The hard part about this soup might be picking the right bowl to eat it in.
Did I mention I'm a sucker for thrift shop/garage sale soup bowls? For me, it's part of the soup experience--eating out of the perfect soup container. Someday I'd love to host a soup bowl exchange, where you sample soups and bring extra bowls to exchange.
I wanted the soup to be simple--just a pureed soup, but I couldn't resist also adding roasted peppers as a garnish. I probably mentioned this before, but be sure to use only fresh lemon to tweak final flavors. I'm not sure about those plastic squeeze lemon concentrate containers. It just doesen't seem like the same thing and flavor is everything with soup. Lemon wedges on the side would do the trick.
Here's the recipe:
Curried Pumpkin Soup
1/2 cup cashews
1 cup apple cider
1 small sugar pie pumpkin (about 4 cups cooked pumpkin)

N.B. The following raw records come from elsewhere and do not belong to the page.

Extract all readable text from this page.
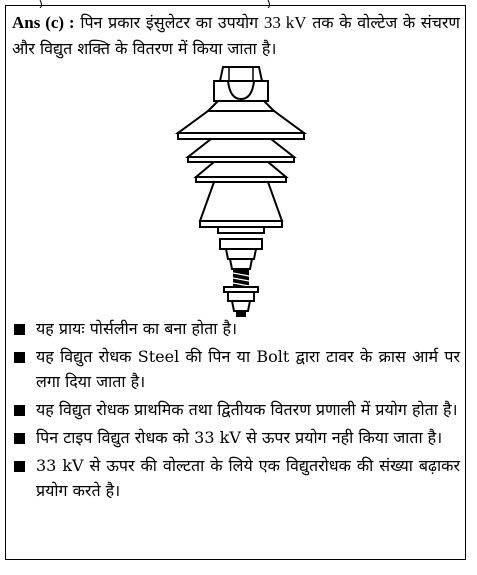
Ans (c) : पिन प्रकार इंसुलेटर का उपयोग 33 kV तक के वोल्टेज के संचरण और विद्युत शक्ति के वितरण में किया जाता है।
यह प्रायः पोर्सलीन का बना होता है।
यह विद्युत रोधक Steel की पिन या Bolt द्वारा टावर के क्रास आर्म पर लगा दिया जाता है।
यह विद्युत रोधक प्राथमिक तथा द्वितीयक वितरण प्रणाली में प्रयोग होता है।
पिन टाइप विद्युत रोधक को 33 kV से ऊपर प्रयोग नही किया जाता है।
33 kV से ऊपर की वोल्टता के लिये एक विद्युतरोधक की संख्या बढ़ाकर प्रयोग करते है।
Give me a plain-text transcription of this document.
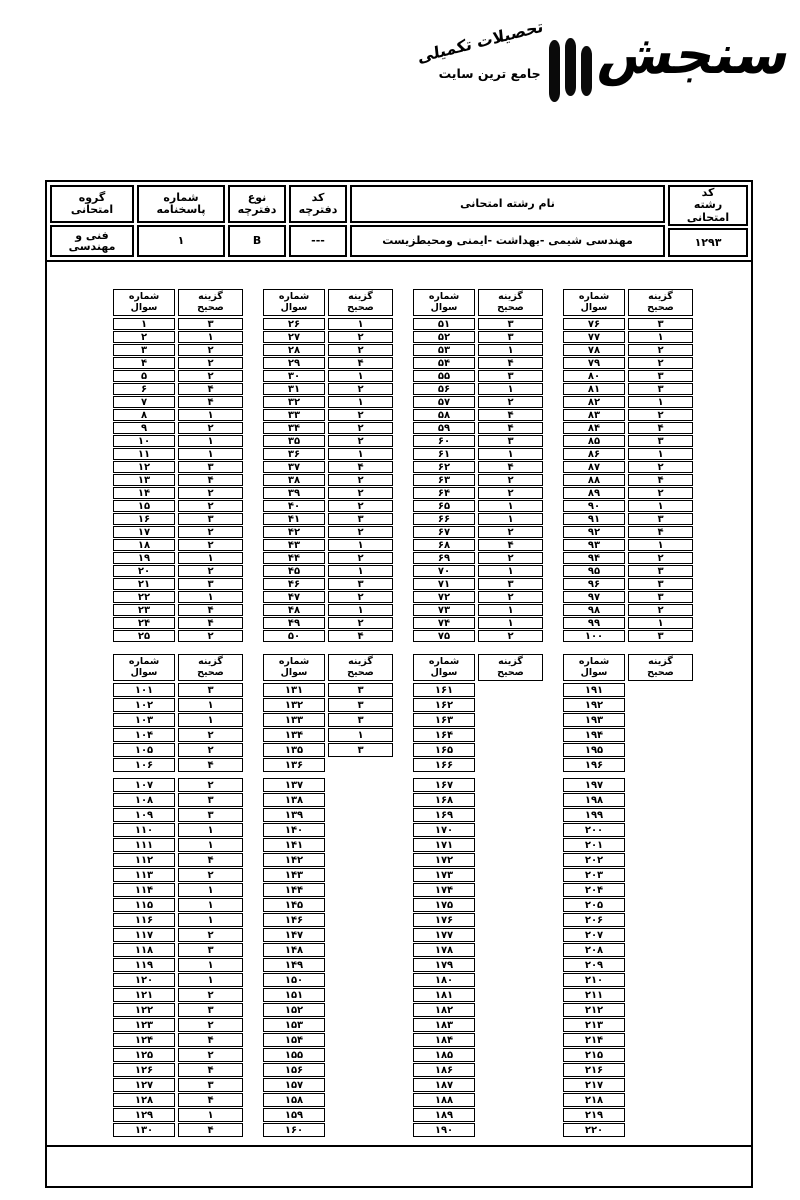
سنجش
تحصیلات تکمیلی
جامع ترین سایت
کد
رشته
امتحانی
۱۲۹۳
نام رشته امتحانی
مهندسی شیمی -بهداشت -ایمنی ومحیطزیست
کد
دفترچه
---
نوع
دفترچه
B
شماره
پاسخنامه
۱
گروه
امتحانی
فنی و
مهندسی
شماره
سوال
گزینه
صحیح
۱	۳
۲	۱
۳	۲
۴	۲
۵	۲
۶	۴
۷	۴
۸	۱
۹	۲
۱۰	۱
۱۱	۱
۱۲	۳
۱۳	۴
۱۴	۲
۱۵	۲
۱۶	۳
۱۷	۲
۱۸	۲
۱۹	۱
۲۰	۲
۲۱	۳
۲۲	۱
۲۳	۴
۲۴	۴
۲۵	۲
شماره
سوال
گزینه
صحیح
۲۶	۱
۲۷	۲
۲۸	۲
۲۹	۴
۳۰	۱
۳۱	۲
۳۲	۱
۳۳	۲
۳۴	۲
۳۵	۲
۳۶	۱
۳۷	۴
۳۸	۲
۳۹	۲
۴۰	۲
۴۱	۳
۴۲	۲
۴۳	۱
۴۴	۲
۴۵	۱
۴۶	۳
۴۷	۲
۴۸	۱
۴۹	۲
۵۰	۴
شماره
سوال
گزینه
صحیح
۵۱	۳
۵۲	۳
۵۳	۱
۵۴	۴
۵۵	۳
۵۶	۱
۵۷	۲
۵۸	۴
۵۹	۴
۶۰	۳
۶۱	۱
۶۲	۴
۶۳	۲
۶۴	۲
۶۵	۱
۶۶	۱
۶۷	۲
۶۸	۴
۶۹	۲
۷۰	۱
۷۱	۳
۷۲	۲
۷۳	۱
۷۴	۱
۷۵	۲
شماره
سوال
گزینه
صحیح
۷۶	۳
۷۷	۱
۷۸	۲
۷۹	۲
۸۰	۳
۸۱	۳
۸۲	۱
۸۳	۲
۸۴	۴
۸۵	۳
۸۶	۱
۸۷	۲
۸۸	۴
۸۹	۲
۹۰	۱
۹۱	۳
۹۲	۴
۹۳	۱
۹۴	۲
۹۵	۳
۹۶	۳
۹۷	۳
۹۸	۲
۹۹	۱
۱۰۰	۳
شماره
سوال
گزینه
صحیح
۱۰۱	۳
۱۰۲	۱
۱۰۳	۱
۱۰۴	۲
۱۰۵	۲
۱۰۶	۴
۱۰۷	۲
۱۰۸	۳
۱۰۹	۳
۱۱۰	۱
۱۱۱	۱
۱۱۲	۴
۱۱۳	۲
۱۱۴	۱
۱۱۵	۱
۱۱۶	۱
۱۱۷	۲
۱۱۸	۳
۱۱۹	۱
۱۲۰	۱
۱۲۱	۲
۱۲۲	۳
۱۲۳	۲
۱۲۴	۴
۱۲۵	۲
۱۲۶	۴
۱۲۷	۳
۱۲۸	۴
۱۲۹	۱
۱۳۰	۴
شماره
سوال
گزینه
صحیح
۱۳۱	۳
۱۳۲	۳
۱۳۳	۳
۱۳۴	۱
۱۳۵	۳
۱۳۶
۱۳۷
۱۳۸
۱۳۹
۱۴۰
۱۴۱
۱۴۲
۱۴۳
۱۴۴
۱۴۵
۱۴۶
۱۴۷
۱۴۸
۱۴۹
۱۵۰
۱۵۱
۱۵۲
۱۵۳
۱۵۴
۱۵۵
۱۵۶
۱۵۷
۱۵۸
۱۵۹
۱۶۰
شماره
سوال
گزینه
صحیح
۱۶۱
۱۶۲
۱۶۳
۱۶۴
۱۶۵
۱۶۶
۱۶۷
۱۶۸
۱۶۹
۱۷۰
۱۷۱
۱۷۲
۱۷۳
۱۷۴
۱۷۵
۱۷۶
۱۷۷
۱۷۸
۱۷۹
۱۸۰
۱۸۱
۱۸۲
۱۸۳
۱۸۴
۱۸۵
۱۸۶
۱۸۷
۱۸۸
۱۸۹
۱۹۰
شماره
سوال
گزینه
صحیح
۱۹۱
۱۹۲
۱۹۳
۱۹۴
۱۹۵
۱۹۶
۱۹۷
۱۹۸
۱۹۹
۲۰۰
۲۰۱
۲۰۲
۲۰۳
۲۰۴
۲۰۵
۲۰۶
۲۰۷
۲۰۸
۲۰۹
۲۱۰
۲۱۱
۲۱۲
۲۱۳
۲۱۴
۲۱۵
۲۱۶
۲۱۷
۲۱۸
۲۱۹
۲۲۰
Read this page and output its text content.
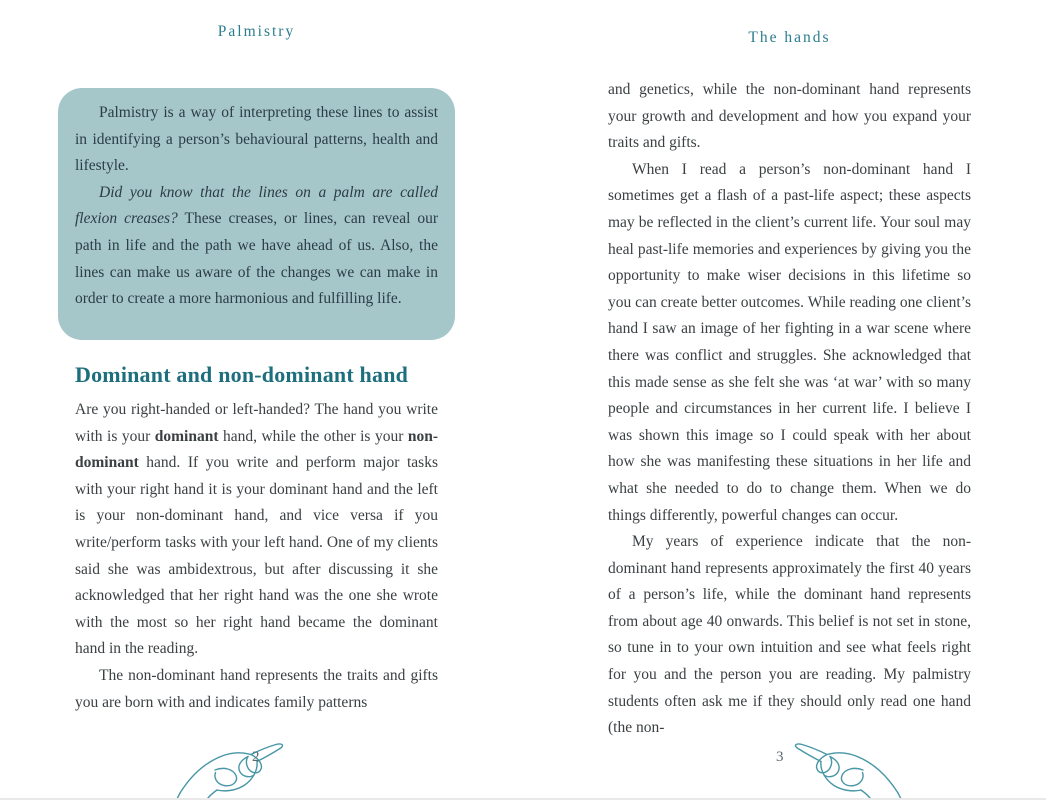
Palmistry

Palmistry is a way of interpreting these lines to assist in identifying a person’s behavioural patterns, health and lifestyle.

Did you know that the lines on a palm are called flexion creases? These creases, or lines, can reveal our path in life and the path we have ahead of us. Also, the lines can make us aware of the changes we can make in order to create a more harmonious and fulfilling life.

Dominant and non-dominant hand

Are you right-handed or left-handed? The hand you write with is your dominant hand, while the other is your non-dominant hand. If you write and perform major tasks with your right hand it is your dominant hand and the left is your non-dominant hand, and vice versa if you write/perform tasks with your left hand. One of my clients said she was ambidextrous, but after discussing it she acknowledged that her right hand was the one she wrote with the most so her right hand became the dominant hand in the reading.

The non-dominant hand represents the traits and gifts you are born with and indicates family patterns

2
The hands

and genetics, while the non-dominant hand represents your growth and development and how you expand your traits and gifts.

When I read a person’s non-dominant hand I sometimes get a flash of a past-life aspect; these aspects may be reflected in the client’s current life. Your soul may heal past-life memories and experiences by giving you the opportunity to make wiser decisions in this lifetime so you can create better outcomes. While reading one client’s hand I saw an image of her fighting in a war scene where there was conflict and struggles. She acknowledged that this made sense as she felt she was ‘at war’ with so many people and circumstances in her current life. I believe I was shown this image so I could speak with her about how she was manifesting these situations in her life and what she needed to do to change them. When we do things differently, powerful changes can occur.

My years of experience indicate that the non-dominant hand represents approximately the first 40 years of a person’s life, while the dominant hand represents from about age 40 onwards. This belief is not set in stone, so tune in to your own intuition and see what feels right for you and the person you are reading. My palmistry students often ask me if they should only read one hand (the non-

3
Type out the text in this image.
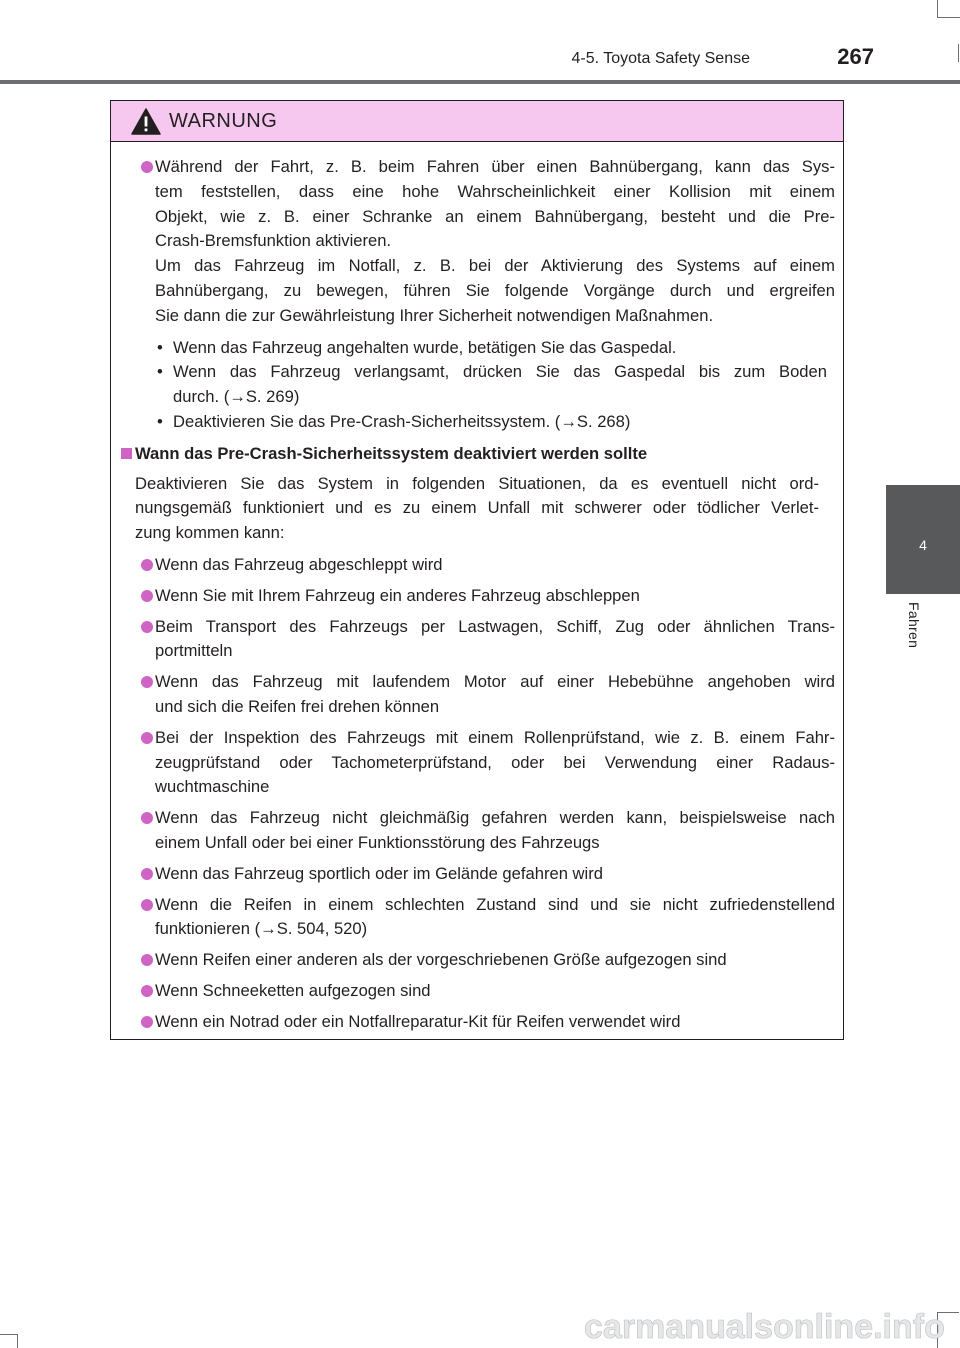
4-5. Toyota Safety Sense	267
4
Fahren
WARNUNG
Während der Fahrt, z. B. beim Fahren über einen Bahnübergang, kann das Sys-
tem feststellen, dass eine hohe Wahrscheinlichkeit einer Kollision mit einem
Objekt, wie z. B. einer Schranke an einem Bahnübergang, besteht und die Pre-
Crash-Bremsfunktion aktivieren.
Um das Fahrzeug im Notfall, z. B. bei der Aktivierung des Systems auf einem
Bahnübergang, zu bewegen, führen Sie folgende Vorgänge durch und ergreifen
Sie dann die zur Gewährleistung Ihrer Sicherheit notwendigen Maßnahmen.
• Wenn das Fahrzeug angehalten wurde, betätigen Sie das Gaspedal.
• Wenn das Fahrzeug verlangsamt, drücken Sie das Gaspedal bis zum Boden
durch. (→S. 269)
• Deaktivieren Sie das Pre-Crash-Sicherheitssystem. (→S. 268)
Wann das Pre-Crash-Sicherheitssystem deaktiviert werden sollte
Deaktivieren Sie das System in folgenden Situationen, da es eventuell nicht ord-
nungsgemäß funktioniert und es zu einem Unfall mit schwerer oder tödlicher Verlet-
zung kommen kann:
Wenn das Fahrzeug abgeschleppt wird
Wenn Sie mit Ihrem Fahrzeug ein anderes Fahrzeug abschleppen
Beim Transport des Fahrzeugs per Lastwagen, Schiff, Zug oder ähnlichen Trans-
portmitteln
Wenn das Fahrzeug mit laufendem Motor auf einer Hebebühne angehoben wird
und sich die Reifen frei drehen können
Bei der Inspektion des Fahrzeugs mit einem Rollenprüfstand, wie z. B. einem Fahr-
zeugprüfstand oder Tachometerprüfstand, oder bei Verwendung einer Radaus-
wuchtmaschine
Wenn das Fahrzeug nicht gleichmäßig gefahren werden kann, beispielsweise nach
einem Unfall oder bei einer Funktionsstörung des Fahrzeugs
Wenn das Fahrzeug sportlich oder im Gelände gefahren wird
Wenn die Reifen in einem schlechten Zustand sind und sie nicht zufriedenstellend
funktionieren (→S. 504, 520)
Wenn Reifen einer anderen als der vorgeschriebenen Größe aufgezogen sind
Wenn Schneeketten aufgezogen sind
Wenn ein Notrad oder ein Notfallreparatur-Kit für Reifen verwendet wird
carmanualsonline.info
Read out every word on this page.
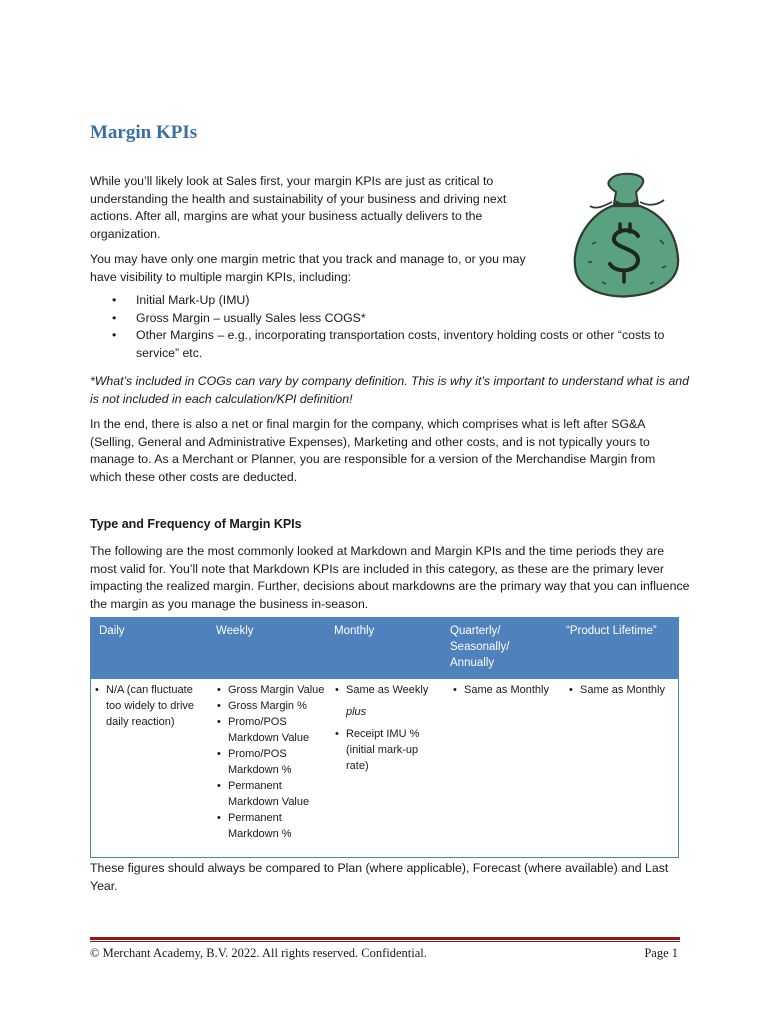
Margin KPIs

While you’ll likely look at Sales first, your margin KPIs are just as critical to understanding the health and sustainability of your business and driving next actions. After all, margins are what your business actually delivers to the organization.

You may have only one margin metric that you track and manage to, or you may have visibility to multiple margin KPIs, including:

• Initial Mark-Up (IMU)
• Gross Margin – usually Sales less COGS*
• Other Margins – e.g., incorporating transportation costs, inventory holding costs or other “costs to service” etc.

*What’s included in COGs can vary by company definition. This is why it’s important to understand what is and is not included in each calculation/KPI definition!

In the end, there is also a net or final margin for the company, which comprises what is left after SG&A (Selling, General and Administrative Expenses), Marketing and other costs, and is not typically yours to manage to. As a Merchant or Planner, you are responsible for a version of the Merchandise Margin from which these other costs are deducted.

Type and Frequency of Margin KPIs

The following are the most commonly looked at Markdown and Margin KPIs and the time periods they are most valid for. You’ll note that Markdown KPIs are included in this category, as these are the primary lever impacting the realized margin. Further, decisions about markdowns are the primary way that you can influence the margin as you manage the business in-season.

Daily	Weekly	Monthly	Quarterly/ Seasonally/ Annually
“Product Lifetime”
• N/A (can fluctuate too widely to drive daily reaction)
• Gross Margin Value
• Gross Margin %
• Promo/POS Markdown Value
• Promo/POS Markdown %
• Permanent Markdown Value
• Permanent Markdown %
• Same as Weekly
plus
• Receipt IMU % (initial mark-up rate)
• Same as Monthly
•	Same as Monthly

These figures should always be compared to Plan (where applicable), Forecast (where available) and Last Year.

© Merchant Academy, B.V. 2022. All rights reserved. Confidential.	Page 1
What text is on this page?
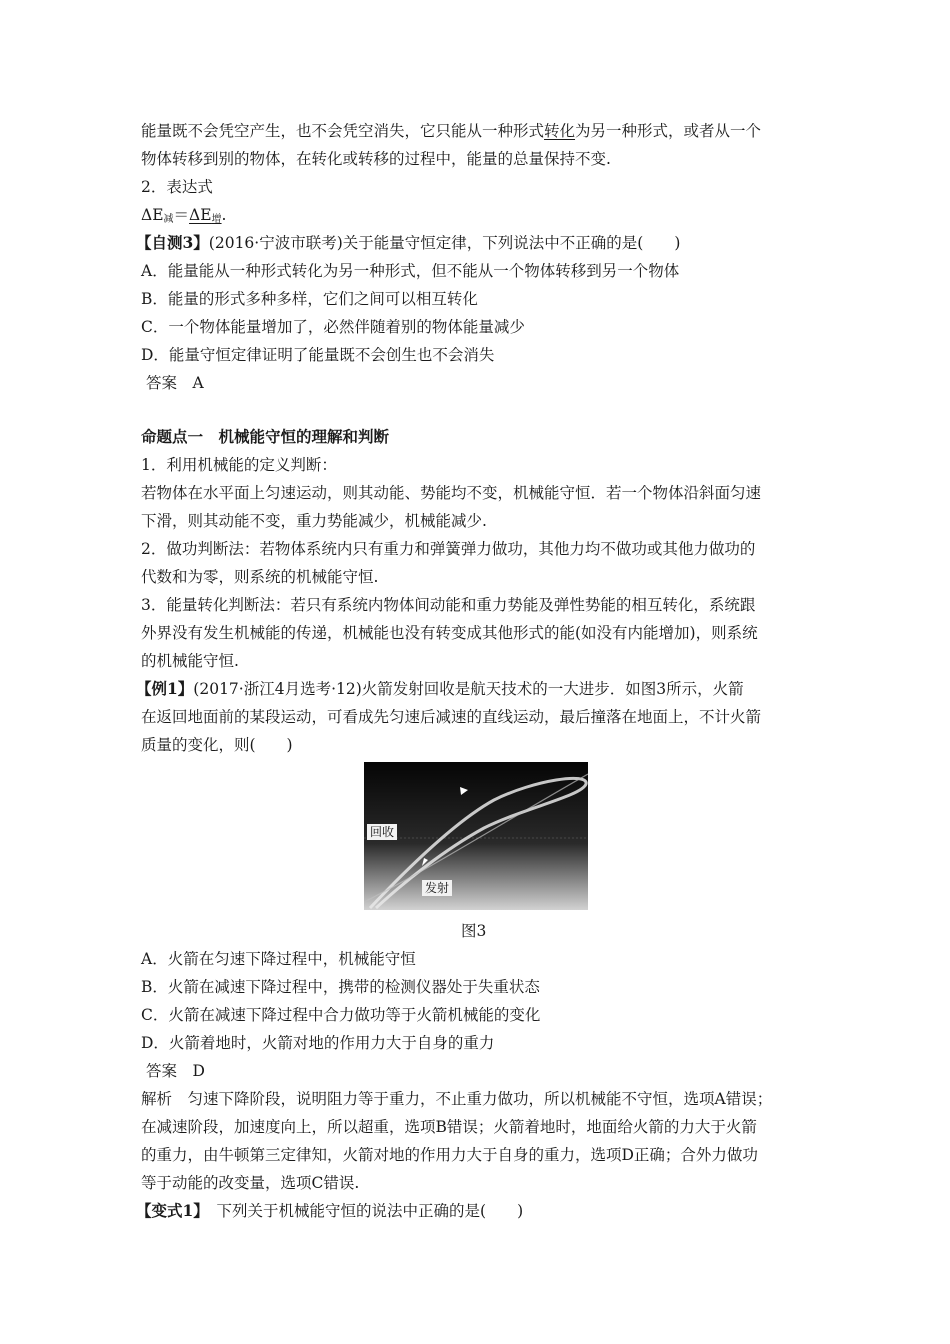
能量既不会凭空产生，也不会凭空消失，它只能从一种形式转化为另一种形式，或者从一个
物体转移到别的物体，在转化或转移的过程中，能量的总量保持不变.
2．表达式
$\Delta E_减=\Delta E_增$.
【自测3】(2016·宁波市联考)关于能量守恒定律，下列说法中不正确的是(　　)
A．能量能从一种形式转化为另一种形式，但不能从一个物体转移到另一个物体
B．能量的形式多种多样，它们之间可以相互转化
C．一个物体能量增加了，必然伴随着别的物体能量减少
D．能量守恒定律证明了能量既不会创生也不会消失
答案　A
命题点一　机械能守恒的理解和判断
1．利用机械能的定义判断：
若物体在水平面上匀速运动，则其动能、势能均不变，机械能守恒．若一个物体沿斜面匀速
下滑，则其动能不变，重力势能减少，机械能减少.
2．做功判断法：若物体系统内只有重力和弹簧弹力做功，其他力均不做功或其他力做功的
代数和为零，则系统的机械能守恒.
3．能量转化判断法：若只有系统内物体间动能和重力势能及弹性势能的相互转化，系统跟
外界没有发生机械能的传递，机械能也没有转变成其他形式的能(如没有内能增加)，则系统
的机械能守恒.
【例1】(2017·浙江4月选考·12)火箭发射回收是航天技术的一大进步．如图3所示，火箭
在返回地面前的某段运动，可看成先匀速后减速的直线运动，最后撞落在地面上，不计火箭
质量的变化，则(　　)
回收
发射
图3
A．火箭在匀速下降过程中，机械能守恒
B．火箭在减速下降过程中，携带的检测仪器处于失重状态
C．火箭在减速下降过程中合力做功等于火箭机械能的变化
D．火箭着地时，火箭对地的作用力大于自身的重力
答案　D
解析　匀速下降阶段，说明阻力等于重力，不止重力做功，所以机械能不守恒，选项A错误；
在减速阶段，加速度向上，所以超重，选项B错误；火箭着地时，地面给火箭的力大于火箭
的重力，由牛顿第三定律知，火箭对地的作用力大于自身的重力，选项D正确；合外力做功
等于动能的改变量，选项C错误.
【变式1】　下列关于机械能守恒的说法中正确的是(　　)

1 Walla Walla sweet onion, diced
1 to 2 tablespoons canola oil
3 to 4 cloves garlic, minced
1 sweet tart apple, cored and diced
2 teaspoons curry
1/4 teaspoon turmeric
1/4 teaspoon hot pepper flakes
3 to 4 cups water
1 or 2 roasted red peppers, cut into strips
1. Soak the cashews in apple cider. With a fork, poke holes in the pumpkin and bake it in a moderate oven (350F.) for about an hour or until pumpkin is tender. Remove the pumpkin, let it cool. Then skin; scoop out the seeds and set it aside while you cook the onions.
2. Heat a heavy skillet over medium heat. Add onions and 1 tablespoon oil. Stir and cook until onions soften. Add garlic and cook for a few more minutes. Reduce heat, add apple, curry, tumeric and hot pepper flakes. Stir and cook until apples become soft.
3. Puree the cashews and apple juice until smooth and creamy. Reserve.
4. Puree the onion mixture with pumpkin and water, adding them alternately. Add the cashew cream and enough water for the soup consistency you want. Add sea salt and lemon juice to taste. Garnish with strips of roasted red peppers.
Nothing says fall better than a simple "creamy" pumpkin soup. Who knows, maybe next time I'll actually get Mair Farm's ginger and try out Pumpkin Soup number 2.
The swirls of color are the cashew cream and soup. I like it better than one even color, but make it your way, and have fun with it.
It was so good, I ate some for breakfast this morning. My Cooking Assistant Finn didn't mind a bit. Clean up is his specialty.